In looking at the city’s property tax comparison, 54 percent of Delano residents surveyed felt that taxes were “about average,” while 25 percent said taxes were “somewhat high.”
Morris said 13 percent said they were unsure, which he said meant some people had no idea what percent of property taxes went where. Six percent said they felt taxes were “very high,” while 2 percent said taxes were “somewhat low.”
“You don’t have a property tax reaction going on as you do in other communities,” Morris commented.
The survey also showed that 65 percent of residents surveyed would support or strongly support public funding for the downtown area. Opposing this were 22 percent, and strongly opposing this were 5 percent. Ten percent indicated they were unsure about public funding for the downtown area.
For public funding of other projects, 50 percent indicated they would support or strongly support public funding of other projects.
“When it moves away from downtown, support goes down,” Morris noted.
The survey showed 66 percent of residents surveyed feel the value of city services is “good,” 18 percent said it is “only fair,” and 12 percent indicated they were “unsure.”
“People do feel like they are getting value for the taxes they are paying,” Morris said.
Other issues surveyed included fire protection, which 91 percent said is excellent/good service. Morris said this is one of the highest ratings he’s seen anywhere.
A high number of people polled, 95 percent, felt there are no unsafe areas in Delano, while 5 percent identified city parks and along the railroad tracks as being unsafe.
In regard to neighborhood police patrolling, 21 percent of residents felt there isn’t enough police presence in neighborhoods, while 76 percent feel the level of police patrolling is adequate. three percent said there is too much police patrolling.
Use of city and area parks is also high among residents polled, with 75 percent indicating they use the larger city parks, 70 percent use Lake Rebecca Park Reserve, and 64 percent indicating they use city trails.
Participants were asked whether they work outside of Delano, with 40 percent reporting they do not work outside of the city, 34 percent reporting they do, and 27 percent reporting they are unemployed or retired.
Of those surveyed, 52 percent said they felt they had a strong knowledge of the work of the mayor and city council, 25 percent said they had very little knowledge of their work, 17 percent said they had none at all, and 6 percent said they had a great deal of knowledge of the work the mayor and city council does.
For the job performance rating of the mayor and city council, 63 percent said they approve, 17 percent indicated they were unsure, 12 percent disapprove, 5 percent strongly disapprove, and 3 percent strongly approve.
Quality of service by city staff received high ratings from those polled, as well, with 69 percent of people indicating a good or excellent rating of city staff. Morris said this is in the top three of the metro area cities his company has surveyed.
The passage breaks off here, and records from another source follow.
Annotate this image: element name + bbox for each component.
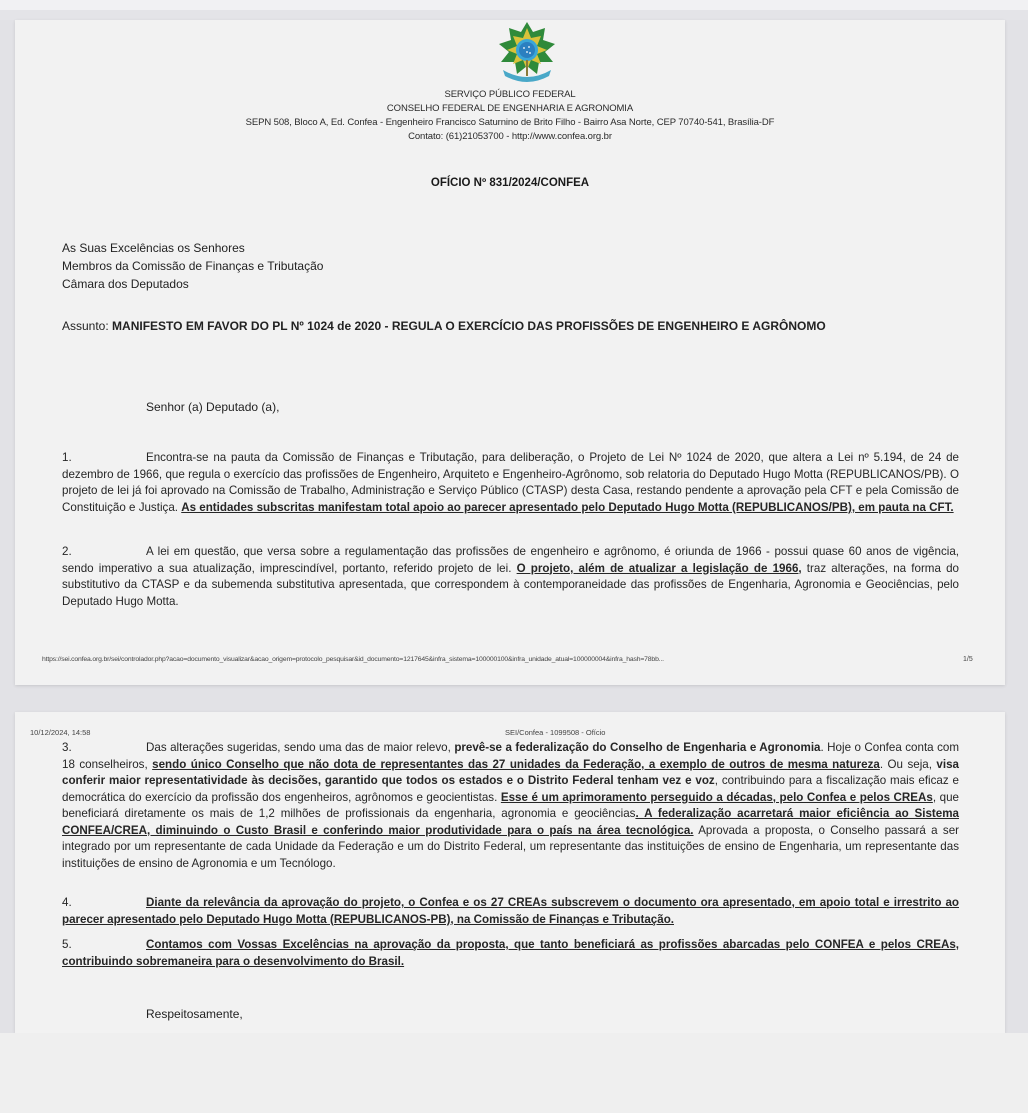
status-bar [0,0,1028,10]
print-header-title: SEI/Confea - 1099508 - Ofício [505,728,606,737]
paragraph-text: Encontra-se na pauta da Comissão de Finanças e Tributação, para deliberação, o Projeto de Lei Nº 1024 de 2020, que altera a Lei nº 5.194, de 24 de dezembro de 1966, que regula o exercício das profissões de Engenheiro, Arquiteto e Engenheiro-Agrônomo, sob relatoria do Deputado Hugo Motta (REPUBLICANOS/PB). O projeto de lei já foi aprovado na Comissão de Trabalho, Administração e Serviço Público (CTASP) desta Casa, restando pendente a aprovação pela CFT e pela Comissão de Constituição e Justiça. [62,451,959,514]
brazil-coat-of-arms-icon [493,20,561,86]
subject-label: Assunto: [62,319,113,333]
paragraph-1 [62,450,959,516]
subject-line [62,319,826,333]
paragraph-text: . Ou seja, [879,757,937,771]
salutation: Senhor (a) Deputado (a), [146,400,280,414]
header-council: CONSELHO FEDERAL DE ENGENHARIA E AGRONOMIA [386,103,634,114]
paragraph-number: 5. [62,938,72,951]
paragraph-underlined: Diante da relevância da aprovação do projeto, o Confea e os 27 CREAs subscrevem o documento ora apresentado, em apoio total e irrestrito ao parecer apresentado pelo Deputado Hugo Motta (REPUBLICANOS-PB), na Comissão de Finanças e Tributação. [62,896,959,926]
paragraph-bold: visa conferir maior representatividade às decisões, garantido que todos os estados e o Distrito Federal tenham vez e voz [62,757,959,787]
subject-text: MANIFESTO EM FAVOR DO PL Nº 1024 de 2020 - REGULA O EXERCÍCIO DAS PROFISSÕES DE ENGENHEIRO E AGRÔNOMO [112,319,826,333]
header-service: SERVIÇO PÚBLICO FEDERAL [444,89,576,100]
addressee-line-2: Membros da Comissão de Finanças e Tributação [62,259,324,273]
paragraph-tail: traz alterações, na forma do substitutivo da CTASP e da subemenda substitutiva apresentada, que correspondem à contemporaneidade das profissões de Engenharia, Agronomia e Geociências, pelo Deputado Hugo Motta. [62,561,959,608]
document-number: OFÍCIO Nº 831/2024/CONFEA [430,177,590,189]
paragraph-number: 4. [62,896,72,909]
addressee-line-3: Câmara dos Deputados [62,277,189,291]
paragraph-number: 2. [62,545,72,558]
paragraph-underlined: As entidades subscritas manifestam total apoio ao parecer apresentado pelo Deputado Hugo Motta (REPUBLICANOS/PB), em pauta na CFT. [181,500,954,514]
paragraph-4 [62,895,959,928]
paragraph-text: Das alterações sugeridas, sendo uma das de maior relevo, [146,741,455,754]
paragraph-number: 1. [62,451,72,464]
paragraph-underlined: . A federalização acarretará maior eficiência ao Sistema CONFEA/CREA, diminuindo o Custo Brasil e conferindo maior produtividade para o país na área tecnológica. [62,807,959,837]
document-page-1 [15,20,1005,685]
paragraph-text: Aprovada a proposta, o Conselho passará a ser integrado por um representante de cada Unidade da Federação e um do Distrito Federal, um representante das instituições de ensino de Engenharia, um representante das instituições de ensino de Agronomia e um Tecnólogo. [62,823,959,870]
print-footer-page: 1/5 [963,656,973,663]
paragraph-underlined: Contamos com Vossas Excelências na aprovação da proposta, que tanto beneficiará as profissões abarcadas pelo CONFEA e pelos CREAs, contribuindo sobremaneira para o desenvolvimento do Brasil. [62,938,959,968]
paragraph-underlined: sendo único Conselho que não dota de representantes das 27 unidades da Federação, a exemplo de outros de mesma natureza [152,757,880,771]
addressee-line-1: As Suas Excelências os Senhores [62,241,245,255]
viewer-bottom-area [0,1033,1028,1113]
closing: Respeitosamente, [146,1007,243,1021]
paragraph-underlined: O projeto, além de atualizar a legislação de 1966, [516,561,802,575]
header-contact: Contato: (61)21053700 - http://www.confea.org.br [408,131,612,142]
paragraph-text: . Hoje o Confea conta com 18 conselheiros, [62,741,959,771]
paragraph-3 [62,740,959,872]
paragraph-2 [62,544,959,610]
paragraph-number: 3. [62,741,72,754]
print-footer-url: https://sei.confea.org.br/sei/controlador.php?acao=documento_visualizar&acao_origem=protocolo_pesquisar&id_documento=1217645&infra_sistema=100000100&infra_unidade_atual=100000004&infra_hash=78bb... [42,656,664,663]
header-address: SEPN 508, Bloco A, Ed. Confea - Engenheiro Francisco Saturnino de Brito Filho - Bairro Asa Norte, CEP 70740-541, Brasília-DF [245,117,775,128]
paragraph-text: A lei em questão, que versa sobre a regulamentação das profissões de engenheiro e agrônomo, é oriunda de 1966 - possui quase 60 anos de vigência, sendo imperativo a sua atualização, imprescindível, portanto, referido projeto de lei. [62,545,959,575]
paragraph-text: , que beneficiará diretamente os mais de 1,2 milhões de profissionais da engenharia, agronomia e geociências [62,790,959,820]
paragraph-text: , contribuindo para a fiscalização mais eficaz e democrática do exercício da profissão dos engenheiros, agrônomos e geocientistas. [62,774,959,804]
paragraph-bold: prevê-se a federalização do Conselho de Engenharia e Agronomia [454,741,821,754]
paragraph-underlined: Esse é um aprimoramento perseguido a décadas, pelo Confea e pelos CREAs [500,790,933,804]
document-page-2 [15,712,1005,1033]
print-header-datetime: 10/12/2024, 14:58 [30,728,91,737]
paragraph-5 [62,937,959,970]
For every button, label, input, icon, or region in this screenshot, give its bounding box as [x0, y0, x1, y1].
Of the 400 surveyed, 62 percent said they had not contacted the city hall during the past year, and 38 percent said they had. Waiting time, courtesy of staff, and ease of obtaining services all received around a 90 percent approval rating from residents polled.
As to where local residents obtain information, the local newspaper received an overwhelming majority, with 66 percent indicating they prefer to receive information from the newspaper.
Other responses included a mailed newsletter at 14 percent, cable television at 11 percent, word of mouth at 7 percent, and the city web site at 6 percent.
Decision Resources also asked a question about the city’s web site, with 53 percent indicating they have accessed the city’s web site, and 47 percent indicating they have not. It was noted those who have accessed the site found it easy to navigate and find what they were looking for.
“People are pleased with the way things are going in the city,” Morris concluded. Retail shopping, and even the use of public funds to obtain more retail shopping options, seemed to be the highest issue brought up by residents polled.
“In general, the city is just doing an extraordinary job,” Morris said.